Her new book is Au Revoir, Tristesse: Lessons in Happiness from French Literature.

At the Guardian, Groskop tagged five big, bold and brilliant books to last through lockdown, including:
Dubbed by Virginia Woolf as “one of the few English novels written for grownup people”, George Eliot’s “study of provincial life”, Middlemarch (880 pages) was published in the 1870s and features a giant cast of characters. A novel all about compromise and people trying to do the right thing in impossible circumstances – I know! – there are a few mentions of outbreaks of cholera that might be pleasing for readers of a dark disposition and at a strict 50 or 60 pages at a time is well-suited to a 14-day self-isolation. Give or take.

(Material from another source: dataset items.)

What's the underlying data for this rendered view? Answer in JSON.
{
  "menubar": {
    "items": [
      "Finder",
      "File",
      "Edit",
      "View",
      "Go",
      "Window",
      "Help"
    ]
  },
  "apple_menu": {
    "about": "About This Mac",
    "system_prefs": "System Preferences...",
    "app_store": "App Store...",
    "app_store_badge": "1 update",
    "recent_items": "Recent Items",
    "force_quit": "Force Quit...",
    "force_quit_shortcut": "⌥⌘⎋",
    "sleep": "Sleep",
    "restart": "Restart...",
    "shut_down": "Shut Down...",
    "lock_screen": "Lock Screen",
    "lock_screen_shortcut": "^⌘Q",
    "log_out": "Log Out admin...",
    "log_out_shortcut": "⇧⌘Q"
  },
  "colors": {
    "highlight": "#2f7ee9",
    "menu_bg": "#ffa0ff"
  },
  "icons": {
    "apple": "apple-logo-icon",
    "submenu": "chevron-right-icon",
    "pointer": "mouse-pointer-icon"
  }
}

Read about another entry on the list.

Middlemarch also made Boris Kachka's list of twenty-six very long books worth the time, Mary Gordon's list of ten desert island books, Kirsty Gunn's top ten list of books about unrequited love, Jeff Somers's top five memorable books set on New Year’s Eve (and Day), Lauren Groff's list of six favorite portrayals of marriage in literature, John Mullan's lists of ten of the best New Years in literature, ten of the best bankers in literature, ten of the best marital rows, ten of the best examples of unrequited love, ten of the best funerals in literature, and ten of the best deathbed scenes in literature. It is among Emrys Westacott's five top books on philosophy & everyday living, Selma Dabbagh's top 10 stories of reluctant revolutionaries, Philip Pullman's six best books, Rebecca Goldstein's five best of novels of ideas, Tina Brown's five best books on reputation, Elizabeth Kostova favorite books, and Miss Manners' favorite novels. John Banville and Nick Hornby have not read it.